ELi5: How does a Carburetor work?

284 views

Just inherited a 1969 Porsche 912 from my father. I have a general understanding of fuel injection from my days drag racing my nitrous assisted ’86 300ZX but I have no clue how a carburated car works and online articles are beyond me. Need the 5yo explanation because right now, it’s basically dark magic.

In: 1

5 Answers

Anonymous 0 Comments

When the engine turns, each cylinder will suck air in its intake stroke. This sucks air from a manifold. Upstream of the manifold there’s the carburetor. Now we said that the engine is sucking air right? Ok that air is sucked through the carburetor. The carburetor is a Venturi pipe, goes wide-narrow-wide. In the narrow part the air is the fastest and has the least pressure. In that narrow part of the carburetor there is a fuel jet. The depression of the air will suck fuel from that jet. The carburetor has also a valve that regulate the air, it’s the throttle. The more you press the accelerator the more air is let in toward the engine. Basically the acceletator control is working by deciding to choke the engine more or less, full throttle the valve is fully open and the engine can get all the air it can suck, when accelerator is fully released the valve will choke the engine to a point it can just idle at minimum rev.

The magic is that the more air you let in the more suction there is on the fuel jet, this will automatically give the right mixture air/fuel without the need of any electric or electronic control. The carburetor includes a little fuel tank that feeds the fuel jet. The tank is kept always at the perfect level by a float and valve assembly.
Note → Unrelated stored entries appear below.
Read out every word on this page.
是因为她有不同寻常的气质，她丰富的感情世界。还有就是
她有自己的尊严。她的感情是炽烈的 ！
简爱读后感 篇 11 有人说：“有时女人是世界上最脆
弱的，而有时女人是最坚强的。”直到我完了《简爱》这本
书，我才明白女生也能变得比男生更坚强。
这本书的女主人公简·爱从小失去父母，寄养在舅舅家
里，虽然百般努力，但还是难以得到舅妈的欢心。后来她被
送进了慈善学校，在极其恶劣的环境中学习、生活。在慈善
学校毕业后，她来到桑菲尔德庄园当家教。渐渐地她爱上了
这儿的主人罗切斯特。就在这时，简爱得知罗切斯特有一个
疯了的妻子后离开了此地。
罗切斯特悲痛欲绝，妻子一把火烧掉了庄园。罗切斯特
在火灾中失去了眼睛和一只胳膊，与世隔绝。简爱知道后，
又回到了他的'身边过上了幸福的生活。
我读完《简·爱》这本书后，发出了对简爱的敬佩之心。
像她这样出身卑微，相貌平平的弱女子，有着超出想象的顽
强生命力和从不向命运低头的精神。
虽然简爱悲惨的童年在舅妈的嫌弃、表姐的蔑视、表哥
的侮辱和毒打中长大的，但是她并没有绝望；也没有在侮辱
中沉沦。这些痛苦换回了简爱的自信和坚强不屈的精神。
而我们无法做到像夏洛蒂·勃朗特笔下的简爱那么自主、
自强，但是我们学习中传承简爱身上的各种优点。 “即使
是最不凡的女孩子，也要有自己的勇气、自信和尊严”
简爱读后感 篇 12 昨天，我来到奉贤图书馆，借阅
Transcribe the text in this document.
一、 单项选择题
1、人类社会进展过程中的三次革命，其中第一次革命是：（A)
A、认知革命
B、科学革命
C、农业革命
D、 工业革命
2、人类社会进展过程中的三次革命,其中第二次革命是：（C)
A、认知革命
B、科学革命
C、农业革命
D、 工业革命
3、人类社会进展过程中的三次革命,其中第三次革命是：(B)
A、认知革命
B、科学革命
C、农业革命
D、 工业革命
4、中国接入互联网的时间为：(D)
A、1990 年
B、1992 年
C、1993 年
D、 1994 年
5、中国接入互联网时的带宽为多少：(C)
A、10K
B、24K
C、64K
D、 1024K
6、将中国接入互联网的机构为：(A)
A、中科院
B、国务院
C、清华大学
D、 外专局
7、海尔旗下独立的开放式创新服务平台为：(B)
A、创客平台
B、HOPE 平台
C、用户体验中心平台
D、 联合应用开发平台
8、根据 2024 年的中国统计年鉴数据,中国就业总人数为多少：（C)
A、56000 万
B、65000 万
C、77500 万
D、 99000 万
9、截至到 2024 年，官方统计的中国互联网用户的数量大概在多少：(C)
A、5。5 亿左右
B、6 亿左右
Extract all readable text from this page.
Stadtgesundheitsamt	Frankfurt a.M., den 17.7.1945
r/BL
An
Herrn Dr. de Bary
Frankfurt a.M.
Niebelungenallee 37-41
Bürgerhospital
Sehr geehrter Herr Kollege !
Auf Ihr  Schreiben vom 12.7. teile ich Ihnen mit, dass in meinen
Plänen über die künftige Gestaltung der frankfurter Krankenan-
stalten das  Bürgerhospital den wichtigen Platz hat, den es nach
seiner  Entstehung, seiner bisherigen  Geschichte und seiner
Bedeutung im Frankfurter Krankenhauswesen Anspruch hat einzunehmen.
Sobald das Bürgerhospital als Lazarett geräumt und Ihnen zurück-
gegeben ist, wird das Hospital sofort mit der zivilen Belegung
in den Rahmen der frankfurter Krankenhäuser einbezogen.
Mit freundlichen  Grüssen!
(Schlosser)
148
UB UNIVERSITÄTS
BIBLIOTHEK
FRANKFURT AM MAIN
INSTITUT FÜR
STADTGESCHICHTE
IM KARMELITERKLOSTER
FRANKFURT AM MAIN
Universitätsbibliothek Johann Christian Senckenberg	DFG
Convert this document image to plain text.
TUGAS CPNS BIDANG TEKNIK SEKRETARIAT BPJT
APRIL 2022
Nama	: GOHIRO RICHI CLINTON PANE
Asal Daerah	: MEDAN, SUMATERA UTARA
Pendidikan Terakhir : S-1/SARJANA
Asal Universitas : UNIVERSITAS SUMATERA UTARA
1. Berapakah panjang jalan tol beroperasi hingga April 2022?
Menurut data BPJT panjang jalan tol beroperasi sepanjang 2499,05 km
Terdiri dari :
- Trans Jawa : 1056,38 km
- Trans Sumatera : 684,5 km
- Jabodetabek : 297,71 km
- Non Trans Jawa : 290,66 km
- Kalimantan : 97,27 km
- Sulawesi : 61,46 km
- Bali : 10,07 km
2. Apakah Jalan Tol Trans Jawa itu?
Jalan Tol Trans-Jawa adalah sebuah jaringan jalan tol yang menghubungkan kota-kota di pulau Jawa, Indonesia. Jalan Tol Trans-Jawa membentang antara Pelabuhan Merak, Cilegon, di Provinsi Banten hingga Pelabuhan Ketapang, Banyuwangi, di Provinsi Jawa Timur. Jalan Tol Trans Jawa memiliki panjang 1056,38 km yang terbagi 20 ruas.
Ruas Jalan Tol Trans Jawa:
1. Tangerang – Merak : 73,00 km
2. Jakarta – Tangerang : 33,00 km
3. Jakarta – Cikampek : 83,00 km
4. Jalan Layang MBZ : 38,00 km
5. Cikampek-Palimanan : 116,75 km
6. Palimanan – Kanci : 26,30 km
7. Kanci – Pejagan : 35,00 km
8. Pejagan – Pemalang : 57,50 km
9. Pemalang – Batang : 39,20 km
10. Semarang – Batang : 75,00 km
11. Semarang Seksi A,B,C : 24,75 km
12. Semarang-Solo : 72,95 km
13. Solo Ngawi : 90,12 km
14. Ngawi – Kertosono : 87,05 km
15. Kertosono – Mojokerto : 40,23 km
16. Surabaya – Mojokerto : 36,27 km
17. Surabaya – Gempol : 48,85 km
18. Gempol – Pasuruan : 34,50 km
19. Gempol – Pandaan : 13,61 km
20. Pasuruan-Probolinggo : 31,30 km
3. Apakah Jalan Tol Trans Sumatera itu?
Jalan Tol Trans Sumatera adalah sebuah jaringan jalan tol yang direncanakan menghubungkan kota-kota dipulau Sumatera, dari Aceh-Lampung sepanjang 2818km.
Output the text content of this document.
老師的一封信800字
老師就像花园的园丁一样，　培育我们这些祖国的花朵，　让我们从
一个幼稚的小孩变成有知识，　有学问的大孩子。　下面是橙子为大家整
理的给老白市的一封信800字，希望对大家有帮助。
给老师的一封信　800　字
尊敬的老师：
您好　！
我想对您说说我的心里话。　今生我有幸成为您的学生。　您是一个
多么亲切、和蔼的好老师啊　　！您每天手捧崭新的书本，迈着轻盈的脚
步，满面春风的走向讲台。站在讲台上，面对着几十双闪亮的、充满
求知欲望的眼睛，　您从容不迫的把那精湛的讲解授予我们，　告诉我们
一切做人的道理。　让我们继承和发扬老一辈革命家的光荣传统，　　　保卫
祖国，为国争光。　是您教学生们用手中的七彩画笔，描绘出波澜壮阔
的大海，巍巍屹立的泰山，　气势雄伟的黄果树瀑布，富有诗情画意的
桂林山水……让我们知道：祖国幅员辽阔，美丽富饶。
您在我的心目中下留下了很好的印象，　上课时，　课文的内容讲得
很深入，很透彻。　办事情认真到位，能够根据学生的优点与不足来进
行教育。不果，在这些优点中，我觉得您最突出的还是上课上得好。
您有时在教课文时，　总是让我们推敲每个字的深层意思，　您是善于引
A fuel pump takes the fuel from your tank to this valve that feeds the carburetor tank.

So the carburetor is a very well made shaped pipe with a fuel jet and an air valve and if tuned properly, it does all you need by using just a mechanical link to the accelerator pedal.

Being completely passive and mechanical, tuning, cleaning and maintenance is essential to keep it working properly. It’s not a computer, can’t self adjust. If it gets out of tune it will perform really bad.